Businesses that handle large amounts of data will usually implement an IMDG because it offers reliability, availability and speed through using a distributed cluster.
Some IMDGs support atomicity, consistency, isolation, durability (ACID) transactions and others do not. These transaction properties guarantee validity even if there are power failures or errors.
A data grid solution that supports structured, semi-structured, and unstructured data is best as different types of data will continue to proliferate. As such, it will offer a future-proof solution.
In-memory data fabric features
In a similar way to a data grid, in-memory data fabric can simplify data management and processing across cloud-based systems and on-premise systems. The hybrid approach means applications and services can run anywhere. This offers data visibility and actionable insights, helps in overall data access and control, and also ensures data security and protection.
A data fabric helps to manage disparate, always moving data using a single data management platform. A consolidated platform helps with managing data access, processing, integration and security.
As new technologies develop and organizations try to transform digitally, a data fabric offers an adaptable and flexible data management environment that makes the digital transformation easier for a company.
In-memory data fabric provides a single data management framework to use across many different deployments and one point of access to all data despite structures and deployment platforms. It typically provides built-in backup and recovery and a common process for all types of data and platforms.

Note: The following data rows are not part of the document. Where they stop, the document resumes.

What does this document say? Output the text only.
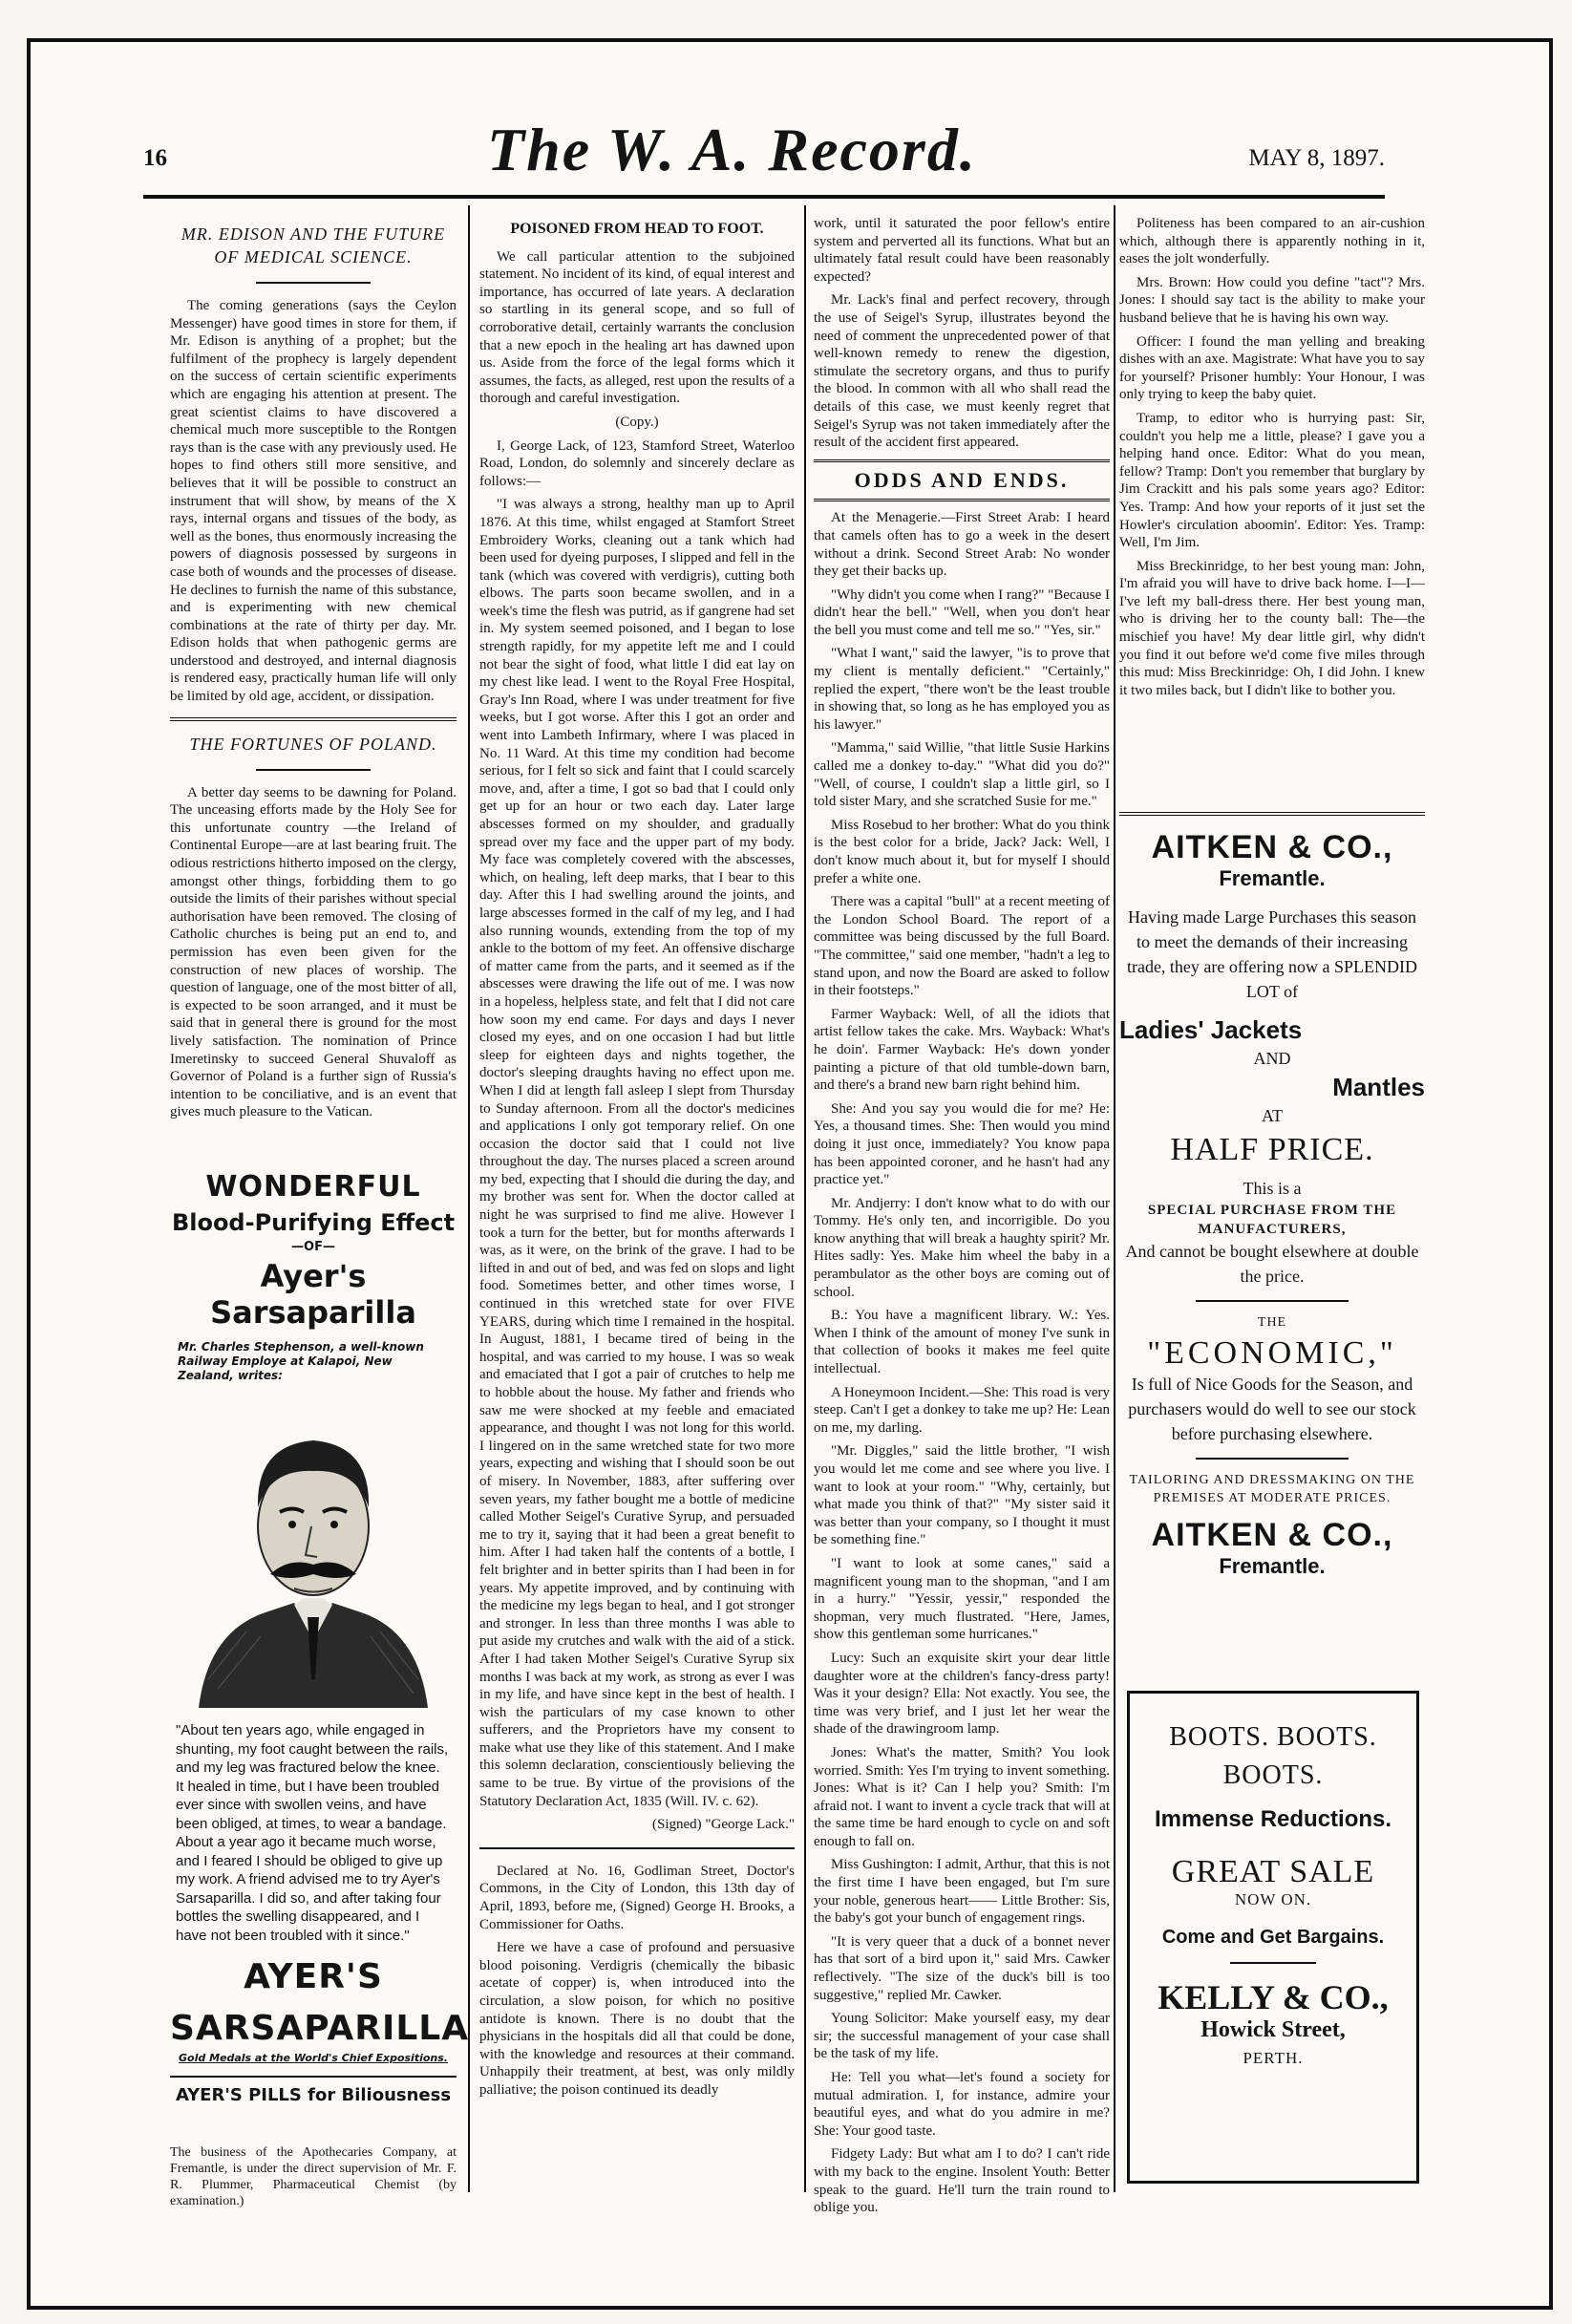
16	The W. A. Record.	MAY 8, 1897.
MR. EDISON AND THE FUTURE OF MEDICAL SCIENCE.

The coming generations (says the Ceylon Messenger) have good times in store for them, if Mr. Edison is anything of a prophet; but the fulfilment of the prophecy is largely dependent on the success of certain scientific experiments which are engaging his attention at present. The great scientist claims to have discovered a chemical much more susceptible to the Rontgen rays than is the case with any previously used. He hopes to find others still more sensitive, and believes that it will be possible to construct an instrument that will show, by means of the X rays, internal organs and tissues of the body, as well as the bones, thus enormously increasing the powers of diagnosis possessed by surgeons in case both of wounds and the processes of disease. He declines to furnish the name of this substance, and is experimenting with new chemical combinations at the rate of thirty per day. Mr. Edison holds that when pathogenic germs are understood and destroyed, and internal diagnosis is rendered easy, practically human life will only be limited by old age, accident, or dissipation.

THE FORTUNES OF POLAND.

A better day seems to be dawning for Poland. The unceasing efforts made by the Holy See for this unfortunate country —the Ireland of Continental Europe—are at last bearing fruit. The odious restrictions hitherto imposed on the clergy, amongst other things, forbidding them to go outside the limits of their parishes without special authorisation have been removed. The closing of Catholic churches is being put an end to, and permission has even been given for the construction of new places of worship. The question of language, one of the most bitter of all, is expected to be soon arranged, and it must be said that in general there is ground for the most lively satisfaction. The nomination of Prince Imeretinsky to succeed General Shuvaloff as Governor of Poland is a further sign of Russia's intention to be conciliative, and is an event that gives much pleasure to the Vatican.

WONDERFUL
Blood-Purifying Effect
—OF—
Ayer's Sarsaparilla
Mr. Charles Stephenson, a well-known Railway Employe at Kalapoi, New Zealand, writes:
"About ten years ago, while engaged in shunting, my foot caught between the rails, and my leg was fractured below the knee. It healed in time, but I have been troubled ever since with swollen veins, and have been obliged, at times, to wear a bandage. About a year ago it became much worse, and I feared I should be obliged to give up my work. A friend advised me to try Ayer's Sarsaparilla. I did so, and after taking four bottles the swelling disappeared, and I have not been troubled with it since."
AYER'S
SARSAPARILLA
Gold Medals at the World's Chief Expositions.
AYER'S PILLS for Biliousness
The business of the Apothecaries Company, at Fremantle, is under the direct supervision of Mr. F. R. Plummer, Pharmaceutical Chemist (by examination.)
POISONED FROM HEAD TO FOOT.

We call particular attention to the subjoined statement. No incident of its kind, of equal interest and importance, has occurred of late years. A declaration so startling in its general scope, and so full of corroborative detail, certainly warrants the conclusion that a new epoch in the healing art has dawned upon us. Aside from the force of the legal forms which it assumes, the facts, as alleged, rest upon the results of a thorough and careful investigation.

(Copy.)

I, George Lack, of 123, Stamford Street, Waterloo Road, London, do solemnly and sincerely declare as follows:—

"I was always a strong, healthy man up to April 1876. At this time, whilst engaged at Stamfort Street Embroidery Works, cleaning out a tank which had been used for dyeing purposes, I slipped and fell in the tank (which was covered with verdigris), cutting both elbows. The parts soon became swollen, and in a week's time the flesh was putrid, as if gangrene had set in. My system seemed poisoned, and I began to lose strength rapidly, for my appetite left me and I could not bear the sight of food, what little I did eat lay on my chest like lead. I went to the Royal Free Hospital, Gray's Inn Road, where I was under treatment for five weeks, but I got worse. After this I got an order and went into Lambeth Infirmary, where I was placed in No. 11 Ward. At this time my condition had become serious, for I felt so sick and faint that I could scarcely move, and, after a time, I got so bad that I could only get up for an hour or two each day. Later large abscesses formed on my shoulder, and gradually spread over my face and the upper part of my body. My face was completely covered with the abscesses, which, on healing, left deep marks, that I bear to this day. After this I had swelling around the joints, and large abscesses formed in the calf of my leg, and I had also running wounds, extending from the top of my ankle to the bottom of my feet. An offensive discharge of matter came from the parts, and it seemed as if the abscesses were drawing the life out of me. I was now in a hopeless, helpless state, and felt that I did not care how soon my end came. For days and days I never closed my eyes, and on one occasion I had but little sleep for eighteen days and nights together, the doctor's sleeping draughts having no effect upon me. When I did at length fall asleep I slept from Thursday to Sunday afternoon. From all the doctor's medicines and applications I only got temporary relief. On one occasion the doctor said that I could not live throughout the day. The nurses placed a screen around my bed, expecting that I should die during the day, and my brother was sent for. When the doctor called at night he was surprised to find me alive. However I took a turn for the better, but for months afterwards I was, as it were, on the brink of the grave. I had to be lifted in and out of bed, and was fed on slops and light food. Sometimes better, and other times worse, I continued in this wretched state for over FIVE YEARS, during which time I remained in the hospital. In August, 1881, I became tired of being in the hospital, and was carried to my house. I was so weak and emaciated that I got a pair of crutches to help me to hobble about the house. My father and friends who saw me were shocked at my feeble and emaciated appearance, and thought I was not long for this world. I lingered on in the same wretched state for two more years, expecting and wishing that I should soon be out of misery. In November, 1883, after suffering over seven years, my father bought me a bottle of medicine called Mother Seigel's Curative Syrup, and persuaded me to try it, saying that it had been a great benefit to him. After I had taken half the contents of a bottle, I felt brighter and in better spirits than I had been in for years. My appetite improved, and by continuing with the medicine my legs began to heal, and I got stronger and stronger. In less than three months I was able to put aside my crutches and walk with the aid of a stick. After I had taken Mother Seigel's Curative Syrup six months I was back at my work, as strong as ever I was in my life, and have since kept in the best of health. I wish the particulars of my case known to other sufferers, and the Proprietors have my consent to make what use they like of this statement. And I make this solemn declaration, conscientiously believing the same to be true. By virtue of the provisions of the Statutory Declaration Act, 1835 (Will. IV. c. 62).

(Signed) "George Lack."

Declared at No. 16, Godliman Street, Doctor's Commons, in the City of London, this 13th day of April, 1893, before me, (Signed) George H. Brooks, a Commissioner for Oaths.

Here we have a case of profound and persuasive blood poisoning. Verdigris (chemically the bibasic acetate of copper) is, when introduced into the circulation, a slow poison, for which no positive antidote is known. There is no doubt that the physicians in the hospitals did all that could be done, with the knowledge and resources at their command. Unhappily their treatment, at best, was only mildly palliative; the poison continued its deadly

work, until it saturated the poor fellow's entire system and perverted all its functions. What but an ultimately fatal result could have been reasonably expected?

Mr. Lack's final and perfect recovery, through the use of Seigel's Syrup, illustrates beyond the need of comment the unprecedented power of that well-known remedy to renew the digestion, stimulate the secretory organs, and thus to purify the blood. In common with all who shall read the details of this case, we must keenly regret that Seigel's Syrup was not taken immediately after the result of the accident first appeared.

ODDS AND ENDS.

At the Menagerie.—First Street Arab: I heard that camels often has to go a week in the desert without a drink. Second Street Arab: No wonder they get their backs up.

"Why didn't you come when I rang?" "Because I didn't hear the bell." "Well, when you don't hear the bell you must come and tell me so." "Yes, sir."

"What I want," said the lawyer, "is to prove that my client is mentally deficient." "Certainly," replied the expert, "there won't be the least trouble in showing that, so long as he has employed you as his lawyer."

"Mamma," said Willie, "that little Susie Harkins called me a donkey to-day." "What did you do?" "Well, of course, I couldn't slap a little girl, so I told sister Mary, and she scratched Susie for me."

Miss Rosebud to her brother: What do you think is the best color for a bride, Jack? Jack: Well, I don't know much about it, but for myself I should prefer a white one.

There was a capital "bull" at a recent meeting of the London School Board. The report of a committee was being discussed by the full Board. "The committee," said one member, "hadn't a leg to stand upon, and now the Board are asked to follow in their footsteps."

Farmer Wayback: Well, of all the idiots that artist fellow takes the cake. Mrs. Wayback: What's he doin'. Farmer Wayback: He's down yonder painting a picture of that old tumble-down barn, and there's a brand new barn right behind him.

She: And you say you would die for me? He: Yes, a thousand times. She: Then would you mind doing it just once, immediately? You know papa has been appointed coroner, and he hasn't had any practice yet."

Mr. Andjerry: I don't know what to do with our Tommy. He's only ten, and incorrigible. Do you know anything that will break a haughty spirit? Mr. Hites sadly: Yes. Make him wheel the baby in a perambulator as the other boys are coming out of school.

B.: You have a magnificent library. W.: Yes. When I think of the amount of money I've sunk in that collection of books it makes me feel quite intellectual.

A Honeymoon Incident.—She: This road is very steep. Can't I get a donkey to take me up? He: Lean on me, my darling.

"Mr. Diggles," said the little brother, "I wish you would let me come and see where you live. I want to look at your room." "Why, certainly, but what made you think of that?" "My sister said it was better than your company, so I thought it must be something fine."

"I want to look at some canes," said a magnificent young man to the shopman, "and I am in a hurry." "Yessir, yessir," responded the shopman, very much flustrated. "Here, James, show this gentleman some hurricanes."

Lucy: Such an exquisite skirt your dear little daughter wore at the children's fancy-dress party! Was it your design? Ella: Not exactly. You see, the time was very brief, and I just let her wear the shade of the drawingroom lamp.

Jones: What's the matter, Smith? You look worried. Smith: Yes I'm trying to invent something. Jones: What is it? Can I help you? Smith: I'm afraid not. I want to invent a cycle track that will at the same time be hard enough to cycle on and soft enough to fall on.

Miss Gushington: I admit, Arthur, that this is not the first time I have been engaged, but I'm sure your noble, generous heart—— Little Brother: Sis, the baby's got your bunch of engagement rings.

"It is very queer that a duck of a bonnet never has that sort of a bird upon it," said Mrs. Cawker reflectively. "The size of the duck's bill is too suggestive," replied Mr. Cawker.

Young Solicitor: Make yourself easy, my dear sir; the successful management of your case shall be the task of my life.

He: Tell you what—let's found a society for mutual admiration. I, for instance, admire your beautiful eyes, and what do you admire in me? She: Your good taste.

Fidgety Lady: But what am I to do? I can't ride with my back to the engine. Insolent Youth: Better speak to the guard. He'll turn the train round to oblige you.

Politeness has been compared to an air-cushion which, although there is apparently nothing in it, eases the jolt wonderfully.

Mrs. Brown: How could you define "tact"? Mrs. Jones: I should say tact is the ability to make your husband believe that he is having his own way.

Officer: I found the man yelling and breaking dishes with an axe. Magistrate: What have you to say for yourself? Prisoner humbly: Your Honour, I was only trying to keep the baby quiet.

Tramp, to editor who is hurrying past: Sir, couldn't you help me a little, please? I gave you a helping hand once. Editor: What do you mean, fellow? Tramp: Don't you remember that burglary by Jim Crackitt and his pals some years ago? Editor: Yes. Tramp: And how your reports of it just set the Howler's circulation aboomin'. Editor: Yes. Tramp: Well, I'm Jim.

Miss Breckinridge, to her best young man: John, I'm afraid you will have to drive back home. I—I—I've left my ball-dress there. Her best young man, who is driving her to the county ball: The—the mischief you have! My dear little girl, why didn't you find it out before we'd come five miles through this mud: Miss Breckinridge: Oh, I did John. I knew it two miles back, but I didn't like to bother you.

AITKEN & CO.,
Fremantle.
Having made Large Purchases this season to meet the demands of their increasing trade, they are offering now a SPLENDID LOT of
Ladies' Jackets
AND
Mantles
AT
HALF PRICE.
This is a
SPECIAL PURCHASE FROM THE MANUFACTURERS,
And cannot be bought elsewhere at double the price.
THE
"ECONOMIC,"
Is full of Nice Goods for the Season, and purchasers would do well to see our stock before purchasing elsewhere.
TAILORING AND DRESSMAKING ON THE PREMISES AT MODERATE PRICES.
AITKEN & CO.,
Fremantle.
BOOTS. BOOTS.
BOOTS.
Immense Reductions.
GREAT SALE
NOW ON.
Come and Get Bargains.
KELLY & CO.,
Howick Street,
PERTH.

Over the long term, an in-memory data fabric with its distributed architecture will offer horizontal scalability and address the capacity limits of a disk.
In-memory data fabric can accelerate and scale applications across distributed systems. A new class of hybrid real-time applications will allow even small organizations to gain a competitive advantage from speedy, data-driven operations and decisions.
Conclusion
For companies wanting to cost-effectively improve the scalability and speed of their applications, the evolution of in-memory computing, including the use of in-memory data fabric and in-memory data grids as part of this, is exciting. Traditional disk-based storage infrastructure is unable to meet the demand for speed at volume and in-memory computing offers the only way to scale today’s computing demands.